In a statement released by the Association of Churches in Sarawak, a multi-denominational group, Simon Poh, the Catholic Archbishop of Kuching, said the government’s proposed Control and Restriction on the Propagation of Non-Muslim Religions Bill amounts to “directly contravening the very spirit of the formation of Malaysia.”
“Such bills … should never be allowed to be tabled in our multiracial and multi-religious Malaysia,” said Poh, according to local newspaper the Borneo Post.
Ahmad Marzuk Shaary, a deputy minister in the Prime Minister’s Office, said on Tuesday that the bill, which critics say would curb the rights of around 40 per cent of Malaysians who adhere to beliefs other than Islam, was among four shariah laws being drafted by the government.

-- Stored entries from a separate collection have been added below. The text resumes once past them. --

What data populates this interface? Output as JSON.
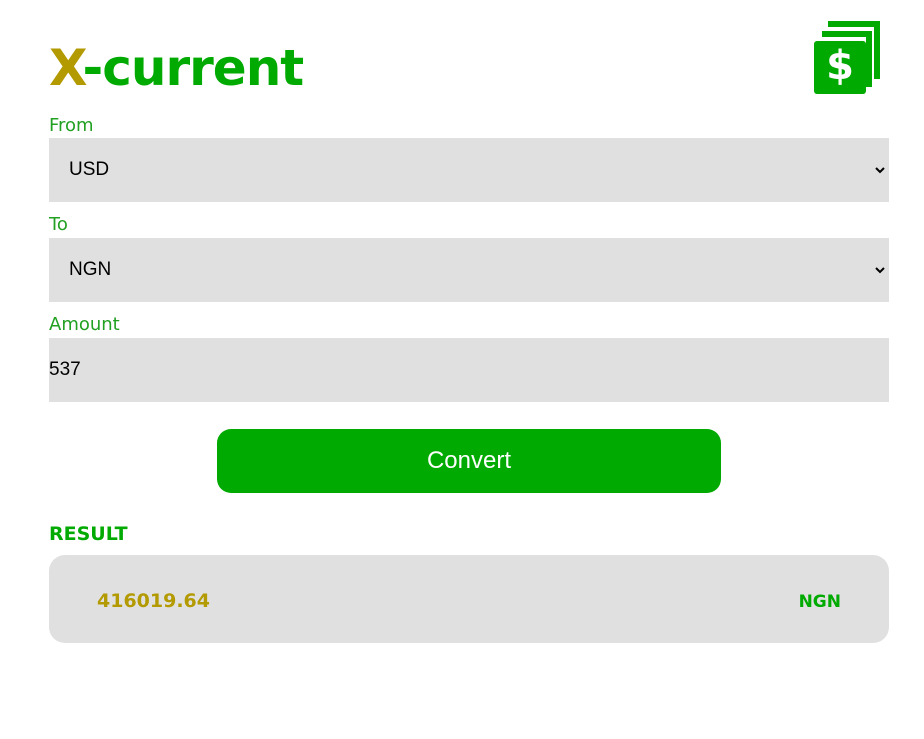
{
  "app": {
    "title_accent": "X",
    "title_main": "-current",
    "logo_icon": "money-bills-icon",
    "brand_color": "#00aa00",
    "accent_color": "#b39a00"
  },
  "form": {
    "from_label": "From",
    "from_value": "USD",
    "to_label": "To",
    "to_value": "NGN",
    "amount_label": "Amount",
    "amount_value": "537",
    "convert_label": "Convert"
  },
  "result": {
    "label": "RESULT",
    "value": "416019.64",
    "currency": "NGN"
  }
}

The proposals were this week also criticized by other religious groups, including Buddhists and Hindus, as well as by political parties in eastern Malaysia, on the island of Borneo, where many of the country’s Christians live. The details of the proposals had not yet been published.
Almost 10 per cent of Malaysia’s roughly 33 million people are Christians of various denominations.
Malaysia operates parallel civil and sharia law systems, the latter of which applies only to Muslims.
Ethnic Malays, who make up more than half the population, are obliged by law to adhere to Islam.
Most other Malaysians are of Chinese or Indian descent and are mostly either Buddhist, Christian or Hindu.